Italia ’90, ve lo ricordate? Il mondiale “nostrano” diede una spinta enorme anche ai videogame ispirati al calcio tanto che già un anno prima era difficile non trovare in sala un cabinato su questo sport. Uno dei più diffusi e popolari, nonostante gli evidenti limiti, era Tecmo World Cup ’90. Per quale motivo? Perché una volta scoperti i trucchi giusti, si poteva vincere quasi ogni partita, ma di questo parleremo più avanti.
Il gioco riproduceva una versione molto ridotta dei mondiali con solo otto squadre selezionabili e uno scorcio di partita regolata da un timer (così da spingere a inserire altri gettoni). Nel poco tempo disponibile, dovevamo solo segnare più gol dell’avversario in qualsiasi modo possibile. Non c’erano falli, punizioni o rigori né altre infrazioni come i fuorigioco. Le uniche interruzioni si avevano quando la palla usciva dal campo e c’era l’inevitabile rimessa in gioco.
Già da questa descrizione, avrete capito che Tecmo World Cup ’90 era un titolo molto semplice per non dire parecchio spartano e ridotto all’osso. I tiri disponibili erano pochi, il contrasto solo in scivolata e le soluzioni in attacco e difesa quasi inesistenti: si buttava in avanti il pallone verso il compagno e stop. Nemmeno graficamente faceva scalpore con i classici omini poco definiti e scarsamente animati, nonché tutti uguali a livello estetico.
Eppure, come già detto in apertura, fu un successo clamoroso tanto da dare inizio a una serie di giochi calcistici proseguita per quasi dieci anni. Merito dell’ottimo tempismo nell’uscita e dell’immediatezza di gioco, oltre ai trucchi già menzionati. C’erano dei modi sicuri per segnare sempre e, una volta che furono scoperti da tutti, resero Tecmo World Cup ’90 il più amato in sala.

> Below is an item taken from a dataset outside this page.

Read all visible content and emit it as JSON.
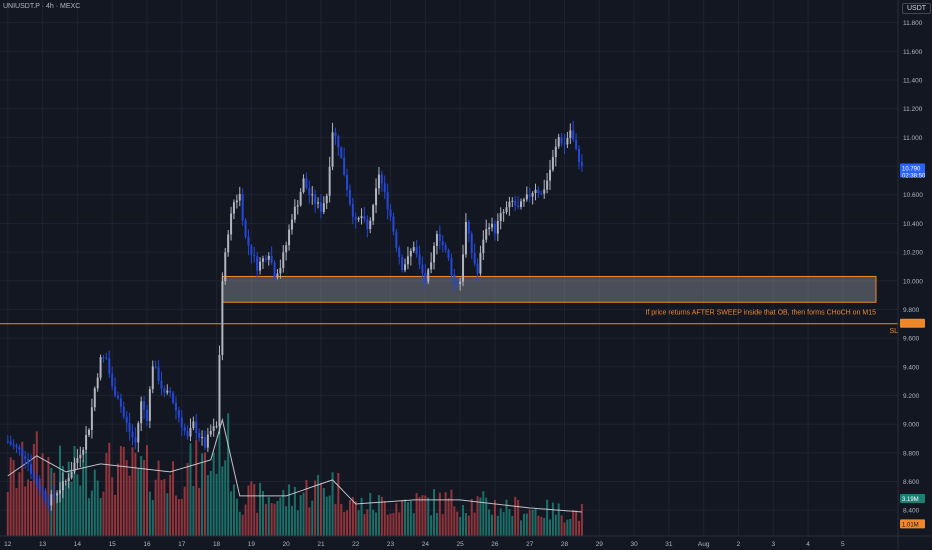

Se è vero che ciò portava meno gettoni per la singola partita (che durava parecchio) aumentava il numero di persone giocanti, quindi si trattò di un successo per la casa madre. Ci furono anche molte versioni piratate, diffuse soprattutto in Europa, che sostituivano le nazionali con squadre di club come Barcellona o Milan. A livello di gioco non cambiava nulla, ma servì a tenerlo sulla cresta dell’onda anche dopo i mondiali.